I found this model rather useful for a spice simulation of power Amp output transistor loading. JA's addition of the series RC net to better represent loading at HF was interesting because these Zobel nets are usually part of the amplifier not the speakers and are used together with the mandatory series inductance to stabilize the amp against capacitive loading.

The point I'm trying to make is that some crossover designs are of the 'constant resistance' (CR) types which try to flatten the peaks and troughs across the range this may be the reason why JA added the Zobel net not because it is intrinsically part of a speaker model but because CR crossovers can do that if used. The speakers JA alluded to presenting 'a less kind HF load' probably had CR crossovers of a sort..

I redesigned my Klipshorn mid/HF crossovers to a CR type as with the original XO's they could hardly be called 8 ohm speakers! The penalty is loss of efficiency (stated as 104dB/m for the KH) which hardly matters these days if using SS power amplifiers. CR XO's are more desirable with valve amps that need decent load lines for best linearity. Use of an autotransformer in the XO is useful if not mandatory to this end which is far from common practice.
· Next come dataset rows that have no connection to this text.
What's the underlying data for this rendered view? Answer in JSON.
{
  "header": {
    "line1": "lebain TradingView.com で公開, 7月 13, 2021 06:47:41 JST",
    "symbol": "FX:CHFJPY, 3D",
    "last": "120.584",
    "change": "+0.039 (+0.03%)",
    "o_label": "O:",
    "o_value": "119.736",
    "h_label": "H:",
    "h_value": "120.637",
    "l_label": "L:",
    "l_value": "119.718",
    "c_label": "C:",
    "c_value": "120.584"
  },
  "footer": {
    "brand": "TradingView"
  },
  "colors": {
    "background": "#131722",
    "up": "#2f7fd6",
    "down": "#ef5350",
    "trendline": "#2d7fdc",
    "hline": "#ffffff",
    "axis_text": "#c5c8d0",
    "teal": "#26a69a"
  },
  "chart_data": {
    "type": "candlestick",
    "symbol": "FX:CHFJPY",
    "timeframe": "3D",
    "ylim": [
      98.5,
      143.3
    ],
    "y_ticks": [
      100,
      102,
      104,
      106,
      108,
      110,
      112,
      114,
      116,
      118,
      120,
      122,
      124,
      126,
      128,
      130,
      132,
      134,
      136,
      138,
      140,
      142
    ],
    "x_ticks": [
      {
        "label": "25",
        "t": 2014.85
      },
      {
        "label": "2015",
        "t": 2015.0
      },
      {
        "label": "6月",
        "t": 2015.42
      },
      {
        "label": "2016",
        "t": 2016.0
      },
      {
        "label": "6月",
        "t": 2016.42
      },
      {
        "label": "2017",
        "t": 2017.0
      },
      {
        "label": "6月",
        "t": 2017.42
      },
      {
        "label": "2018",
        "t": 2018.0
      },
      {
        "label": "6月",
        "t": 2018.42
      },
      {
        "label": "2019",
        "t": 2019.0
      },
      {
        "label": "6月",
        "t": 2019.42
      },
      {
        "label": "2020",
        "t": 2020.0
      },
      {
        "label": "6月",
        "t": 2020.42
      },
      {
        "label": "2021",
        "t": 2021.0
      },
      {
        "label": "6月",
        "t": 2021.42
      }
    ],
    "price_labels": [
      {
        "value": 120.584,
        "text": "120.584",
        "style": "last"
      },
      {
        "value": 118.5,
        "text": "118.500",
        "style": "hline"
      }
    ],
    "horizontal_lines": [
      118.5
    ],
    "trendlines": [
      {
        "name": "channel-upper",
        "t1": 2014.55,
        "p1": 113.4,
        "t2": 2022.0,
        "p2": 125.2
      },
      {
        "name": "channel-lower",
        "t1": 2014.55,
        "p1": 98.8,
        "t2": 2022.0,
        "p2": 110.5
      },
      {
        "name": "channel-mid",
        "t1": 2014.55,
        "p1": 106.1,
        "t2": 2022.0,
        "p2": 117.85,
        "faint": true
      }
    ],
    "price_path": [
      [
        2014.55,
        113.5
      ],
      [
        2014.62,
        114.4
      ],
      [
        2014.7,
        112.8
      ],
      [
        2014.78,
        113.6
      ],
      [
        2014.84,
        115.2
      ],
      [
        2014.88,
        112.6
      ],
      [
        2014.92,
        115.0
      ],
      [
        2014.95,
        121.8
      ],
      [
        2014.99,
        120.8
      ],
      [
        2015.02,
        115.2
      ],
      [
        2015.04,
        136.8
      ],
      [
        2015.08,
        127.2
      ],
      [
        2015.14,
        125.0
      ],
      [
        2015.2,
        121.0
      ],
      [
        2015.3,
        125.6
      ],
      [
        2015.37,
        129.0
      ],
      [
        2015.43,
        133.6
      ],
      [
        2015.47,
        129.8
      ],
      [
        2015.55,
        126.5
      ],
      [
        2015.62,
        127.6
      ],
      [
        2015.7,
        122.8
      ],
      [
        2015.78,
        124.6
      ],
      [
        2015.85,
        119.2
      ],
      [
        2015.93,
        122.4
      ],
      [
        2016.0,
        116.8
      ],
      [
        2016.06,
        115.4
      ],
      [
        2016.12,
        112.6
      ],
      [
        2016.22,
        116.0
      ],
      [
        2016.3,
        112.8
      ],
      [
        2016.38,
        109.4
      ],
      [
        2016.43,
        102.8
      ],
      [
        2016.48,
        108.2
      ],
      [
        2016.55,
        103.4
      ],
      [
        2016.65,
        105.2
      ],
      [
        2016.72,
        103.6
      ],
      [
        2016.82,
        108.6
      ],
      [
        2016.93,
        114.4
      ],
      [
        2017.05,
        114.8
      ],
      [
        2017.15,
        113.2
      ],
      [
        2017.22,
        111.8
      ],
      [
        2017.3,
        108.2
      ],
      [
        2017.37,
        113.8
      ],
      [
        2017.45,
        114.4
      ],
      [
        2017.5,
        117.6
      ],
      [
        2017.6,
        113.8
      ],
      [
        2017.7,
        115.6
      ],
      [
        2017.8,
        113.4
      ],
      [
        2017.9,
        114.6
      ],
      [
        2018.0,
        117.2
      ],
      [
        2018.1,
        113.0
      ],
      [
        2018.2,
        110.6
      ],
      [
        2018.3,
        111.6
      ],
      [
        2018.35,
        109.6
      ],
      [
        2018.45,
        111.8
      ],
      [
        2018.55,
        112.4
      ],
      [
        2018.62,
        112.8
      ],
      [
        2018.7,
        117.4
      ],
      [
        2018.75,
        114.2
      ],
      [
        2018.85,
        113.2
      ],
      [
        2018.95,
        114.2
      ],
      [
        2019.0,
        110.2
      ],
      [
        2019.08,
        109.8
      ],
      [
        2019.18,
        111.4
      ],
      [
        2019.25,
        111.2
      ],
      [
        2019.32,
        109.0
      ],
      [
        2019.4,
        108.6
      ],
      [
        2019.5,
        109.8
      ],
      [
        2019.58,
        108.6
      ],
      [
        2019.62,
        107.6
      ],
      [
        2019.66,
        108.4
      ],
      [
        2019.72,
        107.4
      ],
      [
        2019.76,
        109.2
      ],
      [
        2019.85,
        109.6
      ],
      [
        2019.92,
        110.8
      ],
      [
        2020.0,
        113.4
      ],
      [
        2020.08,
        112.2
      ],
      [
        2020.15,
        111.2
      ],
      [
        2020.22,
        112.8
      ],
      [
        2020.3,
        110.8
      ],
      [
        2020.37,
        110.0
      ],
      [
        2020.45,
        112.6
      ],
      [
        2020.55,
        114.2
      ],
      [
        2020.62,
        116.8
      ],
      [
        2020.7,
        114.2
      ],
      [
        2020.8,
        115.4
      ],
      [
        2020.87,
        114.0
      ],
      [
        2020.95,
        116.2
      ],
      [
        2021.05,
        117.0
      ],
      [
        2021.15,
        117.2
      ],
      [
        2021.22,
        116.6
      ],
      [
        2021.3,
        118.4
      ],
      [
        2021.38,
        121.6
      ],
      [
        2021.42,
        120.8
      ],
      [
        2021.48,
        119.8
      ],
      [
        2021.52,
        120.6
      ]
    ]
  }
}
McIntosh use autotransformers in their SS amps because they know it's the best way to make life easier for the output devices faced with the current hungry reactive loads of many contemporary loudspeakers.

I would argue that amplifier testing at constant 4 or 8 ohms will not tell the full story in terms of how it will handle the wild dynamic load changes a real speaker will present without CR XO's. But neither would testing at sub 2 ohm loads which would be a rather unfair test because these load conditions occur over discrete bands and sustained excitation is unlikely with real music at least. Any decent amplifier should however be able to handle those sub 2 ohm levels for prescribed time intervals, derived from real music statistics, across the audio band at full rated power.

At any rate the issues arising with an amplifier driving reactive loads are far from novel or particular to audio power amps, the electrical power distribution companies have known about it for well over a century which they handle by encouraging POWER FACTOR CORRECTION. You can connect a 20uf capacitor across a power amplifier output at peak drive levels and deliver ZERO Watts (but lots of VAR's) yet the output devices will definitely get screaming hot. Of course PF correction in the same way is highly impractical in audio amps unless you are operating it at a single frequency say 50 or 60 Hz ... just to make the point. The nearest thing to PF correction would be a CR crossover.